Cover photo by Mike Cohen on Flicker
In coming back to my blog at the end of the COETAIL experience, I have a general plan for how I’d like to approach the final COETAIL course. I skimmed all my blog posts and wrote their core concepts/ideas down, then I categorized them based on theme. I found 3 prominent themes emerge: Relationships, Authenticity, and Tech. For my first three posts, I will be consolidating these topics and exploring where I am now in my thinking and how it might have changed.
In this week’s post, I’m going to be consolidating the topic of authenticity.
One of my favorite posts during this course has been on Empathy. In rereading this post, I have to say that I still agree with its ideas and approaches. I wouldn’t say that I have learned any new approaches to being any more empathetic. But I bring up this post again because of one of the comments I received. Ryan Persaud brought the idea of “authentically empathizing” online. In rereading this comment, I had a bit of a lightbulb go off. To connect with one another, we have to be willing to take a risk and make ourselves vulnerable. This is nothing new, but I can’t help but wonder: if we want to make learning authentic, does that too involve risk taking?
Another post that connected with me in the theme of authenticity is my case study. I did it back in Vietnam when I asked a group of students about social media. In the post, I paraphrased the students’ responses a few times and came up with these statements:
- Paraphrased part 1: Today we all are online and many of us have access to technology. When we are close to someone, we like to engage with their recent content; maintaining friendships online is just as important as maintaining friendships outside.
- Paraphrased part 2: Today we communicate in different ways because of the availability of various technologies that allow us to communicate with anyone we want at any time. Technology is changing rapidly and people like things that are new.
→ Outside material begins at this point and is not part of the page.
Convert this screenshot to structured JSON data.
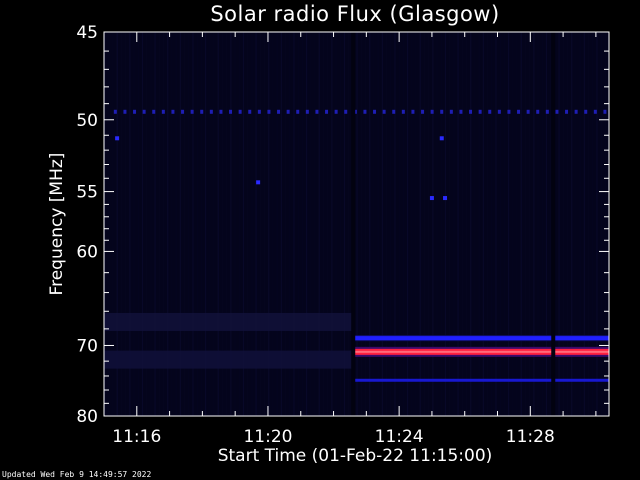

- Paraphrased overall: To distill the students’ ideas down: as technology changes rapidly, so do the ways in which we communicate.
I wanted to connected back to this post because it kind of showed a disparity between adults and adolescents. Young people have different ground rules for communication and friendship. Those communication approaches affect what is authentic. I bring up this post not because it specifically showed how education can be authentic, but because it shows the need for the adults to be good listeners and hear what it means to be a young person today.
My colleague Kim Hogg put it well when she said something to the effect of are we asking the kids to bend to our ideas of authenticity? Perhaps teachers should be the flexible ones.
Another post that stands out to me from the last year is on the teacher as questioner from way back in the beginning of COETAIL. One of my favorite parts of this post is about Diana Laufenberg’s TEDx Talk and how we live in a time of data surplus. I love that. Data surplus.
We are so surrounded by information there is no hope to actually consume it all, is there? Netflix is such a good example of this; how many different series are available on Netflix alone? It’s impossible to keep up! But I digress. As the supernova gets bigger and bigger, the gap between what we know and what is available will only widen. One way to make sense of all this information is to have questions that we ask of this endless source of information– or to inquire. Inquiring, while it is an educational buzz word, could very well be another of the 21st Century skills. And as I mentioned in my above blog post, asking good questions is a skill that can be developed.
So let’s see if I can synthesize these ideas thus far. A teacher’s role is to be an empathetic listener who helps the students to devise their own good questions about the world.
I remember way back in the beginning of COETAIL, we talked about not being a consumer, but a creator. I wonder if I might append that statement and say “curious creator”… somebody who can question and synthesize their findings together into meaningful artifacts to share with online and offline communities.
I’m starting to sense a theme from my consolidations above. Authenticity and relationships stem from listening. This brings me back to an idea that I may have mentioned before– we teach by listening, and we learn by talking. I love that.
My former curriculum coach once told me that teachers can be selfish. I couldn’t believe my ears. That was preposterous! Teachers are the salt of the earth! Teachers are under-appreciated! Teachers are… While all of that can be true, it can also deafen us to how crucial being a good listener can be to a person’s education, thinking, and relationships. The danger can be in the way we tell teachers that they are master’s of their craft and they often have a kept audience. It’s tempting to be a sage on the stage. It takes great intentionality to be a good listener.
Furthermore, learning to be flexible and adapt with the times, norms, and values is crucial for teachers who want to be able to engage kids with relevant content, skills, and dispositions.
It’s also essential that we teach kids to be curious creators that question and want to harness the super nova to better understand the world around them today.
In short, there is a lot we can do as teachers to make learning authentic for our students. If we look inward and examine ourselves, we can try to connect the outside world, sure, but we can start with our own behaviors to make a meaningful experience for our students.